Çağın Sorunu: Her Şeyden Çabuk Sıkılmak

Çocuğu olanların sıkça duyduğu bir cümle vardır: “Anne çok sıkıldım!” Aslında sadece çocuklar için değil yetişkinler için de çağın sorunlarından biri can sıkıntısı. Akıllı telefonların hayatımızı ele geçirdiği, her şeyin çok hızlı tüketildiği günümüzde işler, ilişkiler, arkadaşlıklar ve tüm rutinler bir süre sonra sıkıcı hale gelebiliyor.  Can sıkıntısıyla başa çıkmanın farkındalıkla mümkün olduğunu belirten TalkTuBaNa’nın kurucusu, mentor Tuba Müftüoğlu sıradan olan her şeyin aynı zamanda sıra dışı olabildiğine dikkat çekerek merak duygumuzu aktif hale getirmenin yollarını anlattı.
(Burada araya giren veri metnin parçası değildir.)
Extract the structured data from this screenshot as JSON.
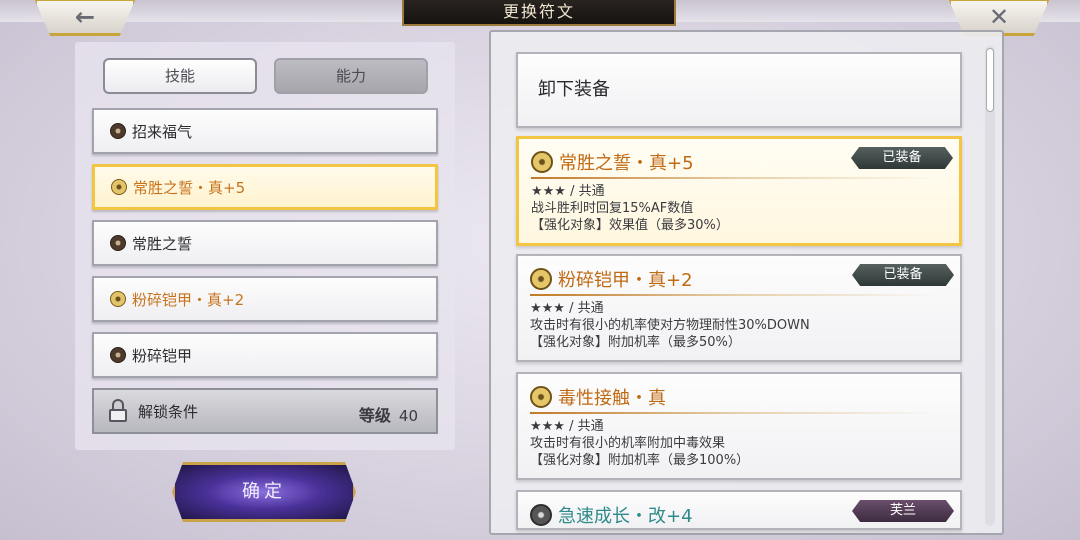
{
  "header": {
    "title": "更换符文",
    "back_icon": "←",
    "close_icon": "✕"
  },
  "tabs": [
    {
      "label": "技能"
    },
    {
      "label": "能力"
    }
  ],
  "slots": [
    {
      "label": "招来福气"
    },
    {
      "label": "常胜之誓・真+5"
    },
    {
      "label": "常胜之誓"
    },
    {
      "label": "粉碎铠甲・真+2"
    },
    {
      "label": "粉碎铠甲"
    }
  ],
  "lock_slot": {
    "label": "解锁条件",
    "level_label": "等级",
    "level_value": "40"
  },
  "confirm": {
    "label": "确定"
  },
  "unequip": {
    "label": "卸下装备"
  },
  "runes": [
    {
      "name": "常胜之誓・真+5",
      "badge": "已装备",
      "rarity": "★★★",
      "type": "/ 共通",
      "desc": "战斗胜利时回复15%AF数值",
      "target": "【强化对象】效果值（最多30%）"
    },
    {
      "name": "粉碎铠甲・真+2",
      "badge": "已装备",
      "rarity": "★★★",
      "type": "/ 共通",
      "desc": "攻击时有很小的机率使对方物理耐性30%DOWN",
      "target": "【强化对象】附加机率（最多50%）"
    },
    {
      "name": "毒性接触・真",
      "badge": "",
      "rarity": "★★★",
      "type": "/ 共通",
      "desc": "攻击时有很小的机率附加中毒效果",
      "target": "【强化对象】附加机率（最多100%）"
    },
    {
      "name": "急速成长・改+4",
      "badge": "芙兰"
    }
  ]
}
Can sıkıntısının verdiği huzursuzluk içgüdüsel

İnsanoğlu durmak üzerine programlanan bir varlık değil. İlk çağlarda vahşi doğada yerinde sabit duran tüm canlıların av olma riski olduğu için insanlar da sürekli dikkatli, hareketli ve tetikte olmayı alışkanlık haline getirmişti. İnsanın zihnine kodlanan bu binlerce yıllık düşünce yapısı ister istemez modern çağlarda da bilinçaltımızı hala etkiliyor. Durağanlığın beraberinde getirdiği can sıkıntısı, bize beynimizin hareketsizken hayatımızı riske attığımızı hatırlatması nedeniyle huzursuzluk olarak ortaya çıkıyor. Oysa artık ne vahşi doğa kanunlarının geçerli olduğu ilk çağlardayız ne de salgınların, savaşların ve kıtlıkların kol gezdiği orta çağdayız. Hayatta kalma konusunda çok büyük mücadele içinde olmaya gerek duyulmayan modern çağda daha çok para, daha güzel bir fizik, daha pahalı evler, gösterişli arabalar ve daha itibarlı yaşamlar amaç haline gelmiş durumda. Geçmişte hayatta kalabilmeyle elde edilen başarma duygusu günümüzde yerini başarısızlık veya tatminsizlik girdabına bırakmış durumda.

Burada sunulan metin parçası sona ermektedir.